Alexandre Lucas
O espelho grande cabia o seu corpo. Nua, desembaraçava o cabelo, depois de uma guerra de prazer. Encarava o espelho como se estivesse pagando a conta de um jantar ruim e caro. Olho no olho, alguns desvios para o copo com sobras quentes de vinho. Sua cabeça doía como se tivesse um sino badalando. A louça ainda dormia na pia.
O café para fazer, amargo e forte. As cinzas de incenso estavam espalhadas na penteadeira. A estátua quebrada na beira cama, Santo Agostinho, tinha se partido com suas contradições. Os lençóis molhados exalavam cheiro forte e um clima abafado. Ela nua penteando os cabelos. A casa vazia como o sexo da noite anterior.

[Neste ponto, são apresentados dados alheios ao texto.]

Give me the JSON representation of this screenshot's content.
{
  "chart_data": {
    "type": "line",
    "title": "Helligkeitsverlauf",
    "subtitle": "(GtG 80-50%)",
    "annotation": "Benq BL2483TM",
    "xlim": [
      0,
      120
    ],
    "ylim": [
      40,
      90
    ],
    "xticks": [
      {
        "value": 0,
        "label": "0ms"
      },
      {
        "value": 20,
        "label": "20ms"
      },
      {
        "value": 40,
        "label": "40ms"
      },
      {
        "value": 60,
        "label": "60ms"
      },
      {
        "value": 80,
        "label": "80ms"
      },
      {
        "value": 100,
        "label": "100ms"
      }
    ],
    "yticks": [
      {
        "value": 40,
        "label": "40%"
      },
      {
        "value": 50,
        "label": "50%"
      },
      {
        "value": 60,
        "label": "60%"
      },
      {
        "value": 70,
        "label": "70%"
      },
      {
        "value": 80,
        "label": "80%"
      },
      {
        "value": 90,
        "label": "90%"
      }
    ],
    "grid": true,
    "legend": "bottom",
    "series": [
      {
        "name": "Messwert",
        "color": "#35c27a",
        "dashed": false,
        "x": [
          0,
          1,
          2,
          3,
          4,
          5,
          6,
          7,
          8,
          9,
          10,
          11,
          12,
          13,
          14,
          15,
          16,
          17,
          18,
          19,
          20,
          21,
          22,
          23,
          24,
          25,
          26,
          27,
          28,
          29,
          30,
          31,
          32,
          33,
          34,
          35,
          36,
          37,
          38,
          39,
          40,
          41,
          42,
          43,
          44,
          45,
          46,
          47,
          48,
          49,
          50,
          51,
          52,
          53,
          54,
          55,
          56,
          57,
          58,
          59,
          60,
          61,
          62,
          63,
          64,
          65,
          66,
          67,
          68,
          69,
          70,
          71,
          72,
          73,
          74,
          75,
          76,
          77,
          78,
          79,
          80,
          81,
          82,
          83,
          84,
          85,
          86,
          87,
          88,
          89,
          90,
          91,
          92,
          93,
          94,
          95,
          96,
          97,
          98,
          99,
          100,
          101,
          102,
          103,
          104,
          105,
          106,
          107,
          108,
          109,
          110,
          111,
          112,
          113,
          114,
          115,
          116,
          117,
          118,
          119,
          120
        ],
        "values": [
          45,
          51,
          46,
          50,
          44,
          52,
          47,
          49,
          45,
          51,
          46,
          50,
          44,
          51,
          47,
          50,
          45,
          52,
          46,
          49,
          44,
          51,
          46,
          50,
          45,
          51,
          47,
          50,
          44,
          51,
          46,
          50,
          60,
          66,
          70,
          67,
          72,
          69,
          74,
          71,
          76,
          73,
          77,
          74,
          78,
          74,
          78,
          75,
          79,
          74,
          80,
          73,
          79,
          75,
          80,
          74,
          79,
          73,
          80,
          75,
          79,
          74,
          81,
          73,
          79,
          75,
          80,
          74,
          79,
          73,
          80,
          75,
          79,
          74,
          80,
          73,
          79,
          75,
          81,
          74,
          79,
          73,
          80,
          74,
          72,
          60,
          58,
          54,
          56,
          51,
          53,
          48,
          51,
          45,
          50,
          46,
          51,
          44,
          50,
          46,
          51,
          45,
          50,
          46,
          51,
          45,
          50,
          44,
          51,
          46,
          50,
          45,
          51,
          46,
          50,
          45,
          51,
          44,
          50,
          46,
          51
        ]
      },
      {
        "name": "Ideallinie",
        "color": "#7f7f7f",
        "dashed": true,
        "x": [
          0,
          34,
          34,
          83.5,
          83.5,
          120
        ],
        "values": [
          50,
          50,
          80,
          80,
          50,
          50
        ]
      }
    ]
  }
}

A língua seca de quem passou a noite revirando os olhos, um pouco de água. A idade já não permitia tantas travessias. Aos pentear os cabelos retirava as lembranças secas de uma noite mal paga. Lia Pagu e Neruda para compensar as lacunas ou se enganar, talvez para nutrir a ternura.
Sobraram algumas moedas. A felicidade continua adiada. Os seus cabelos se refazendo constantemente. Hora de limpar a casa, se perder no poema azul como o céu e o mar, além de pisar em terra firme com o corpo nu.